Но она знала, что пойдёт. Не потому, что он приказал — хотя в его голосе и был приказ, — а потому, что на стене осталась незаконченная работа. И эта незаконченность, этот оборванный на полуслове рисунок, эта лошадь без головы, которая ждала её уже целую неделю, сводили её с ума больше, чем любые угрозы, которые мог бы произнести человек с ореховыми глазами и фамилией, заставляющей полгорода замолкать на полуслове.
Она шла к своему дому, к детям хозяйки, которые уже наверняка ждали её с новыми просьбами нарисовать что-нибудь, к комнате, за которую нечем было платить, к своей обыкновенной жизни, в которой, казалось, не было места ни для чего, кроме карандаша, красок и обгоревших стен, ждущих, чтобы их зарисовали.
Она не знала, что он, свернув в проулок, остановился и смотрел ей вслед из темноты, и что в его голове крутилась одна и та же мысль, от которой он никак не мог избавиться: обыкновенная. Она сказала — обыкновенная. А я, чёрт возьми, никогда в жизни не встречал ни одной обыкновенной женщины, которая смотрела бы на меня так, будто я не стою того, чтобы бояться.
Она не знала, что он вернётся сегодня в паб и прикажет Исайе приготовить краски и кисти, и что на вопрос удивлённого друга — «ты что, теперь художником заделался?» — ответит коротко и зло: «Заткнись и сделай, что сказано».
Она не знала, что он всю ночь не сомкнёт глаз, глядя в потолок, и будет думать о женщине с веснушками и карими глазами, которая сказала, что ничего не изменится, если она исчезнет, и в этой её равнодушной уверенности было что-то такое, отчего ему, человеку, который заставлял других бояться, вдруг стало по-настоящему страшно.

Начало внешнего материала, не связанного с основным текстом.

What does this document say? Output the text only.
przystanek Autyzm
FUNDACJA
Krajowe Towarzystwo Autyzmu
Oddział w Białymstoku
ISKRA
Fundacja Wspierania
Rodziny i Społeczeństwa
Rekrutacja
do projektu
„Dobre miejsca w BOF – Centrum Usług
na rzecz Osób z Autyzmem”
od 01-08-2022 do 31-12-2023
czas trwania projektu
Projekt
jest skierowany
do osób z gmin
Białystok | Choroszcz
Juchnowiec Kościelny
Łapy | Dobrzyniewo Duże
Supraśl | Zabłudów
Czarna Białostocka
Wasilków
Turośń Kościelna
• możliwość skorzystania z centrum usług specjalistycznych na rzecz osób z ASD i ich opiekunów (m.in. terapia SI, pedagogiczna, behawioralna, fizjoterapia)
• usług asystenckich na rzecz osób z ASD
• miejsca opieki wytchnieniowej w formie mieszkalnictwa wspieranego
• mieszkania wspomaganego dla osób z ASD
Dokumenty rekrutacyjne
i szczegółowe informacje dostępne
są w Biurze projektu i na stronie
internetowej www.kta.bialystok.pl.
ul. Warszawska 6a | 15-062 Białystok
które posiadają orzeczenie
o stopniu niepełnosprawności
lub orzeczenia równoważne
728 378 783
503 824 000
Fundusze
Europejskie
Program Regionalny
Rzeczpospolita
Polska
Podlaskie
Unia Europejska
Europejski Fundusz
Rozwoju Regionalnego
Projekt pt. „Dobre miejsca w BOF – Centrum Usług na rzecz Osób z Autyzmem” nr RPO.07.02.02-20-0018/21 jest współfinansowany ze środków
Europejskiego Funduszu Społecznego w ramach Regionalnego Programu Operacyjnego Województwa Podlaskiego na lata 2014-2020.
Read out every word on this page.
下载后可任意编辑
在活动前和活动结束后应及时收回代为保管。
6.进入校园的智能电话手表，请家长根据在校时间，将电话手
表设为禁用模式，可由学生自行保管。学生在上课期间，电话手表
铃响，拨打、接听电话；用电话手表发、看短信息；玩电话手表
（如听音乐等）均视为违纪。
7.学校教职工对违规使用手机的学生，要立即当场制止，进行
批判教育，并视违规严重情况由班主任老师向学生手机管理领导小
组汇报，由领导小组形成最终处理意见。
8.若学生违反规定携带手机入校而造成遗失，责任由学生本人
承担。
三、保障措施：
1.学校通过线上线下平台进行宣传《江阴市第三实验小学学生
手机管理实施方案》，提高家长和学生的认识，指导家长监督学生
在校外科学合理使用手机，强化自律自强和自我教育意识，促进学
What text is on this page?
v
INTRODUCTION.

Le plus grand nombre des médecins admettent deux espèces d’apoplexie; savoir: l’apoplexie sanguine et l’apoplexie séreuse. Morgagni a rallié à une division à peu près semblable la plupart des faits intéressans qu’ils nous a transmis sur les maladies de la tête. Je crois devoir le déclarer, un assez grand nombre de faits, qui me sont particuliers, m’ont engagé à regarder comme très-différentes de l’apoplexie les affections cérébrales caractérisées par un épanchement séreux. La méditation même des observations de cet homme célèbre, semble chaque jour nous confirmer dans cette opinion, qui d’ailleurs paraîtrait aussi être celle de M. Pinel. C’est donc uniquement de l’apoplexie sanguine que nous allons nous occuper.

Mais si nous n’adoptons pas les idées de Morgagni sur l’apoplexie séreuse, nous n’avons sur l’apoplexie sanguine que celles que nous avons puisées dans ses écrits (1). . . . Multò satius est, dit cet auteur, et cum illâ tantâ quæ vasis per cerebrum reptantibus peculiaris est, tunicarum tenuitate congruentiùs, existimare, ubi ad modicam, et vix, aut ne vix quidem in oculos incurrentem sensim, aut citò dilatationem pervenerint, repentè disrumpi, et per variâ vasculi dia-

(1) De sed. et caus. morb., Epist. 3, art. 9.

А она шла по улице, смотрела под ноги и считала шаги, чтобы не думать о том, что завтра, ровно в шесть, ей снова придётся войти в комнату, где на стене ждёт её недосказанная лошадь, и встретиться глазами с человеком, который, возможно, был единственным, кто за эту неделю посмотрел на неё так, будто она не была обыкновенной.
И этот взгляд, который она пыталась забыть, помнила так отчётливо, словно он был нарисован на внутренней стороне её век тонкой, нестираемой линией.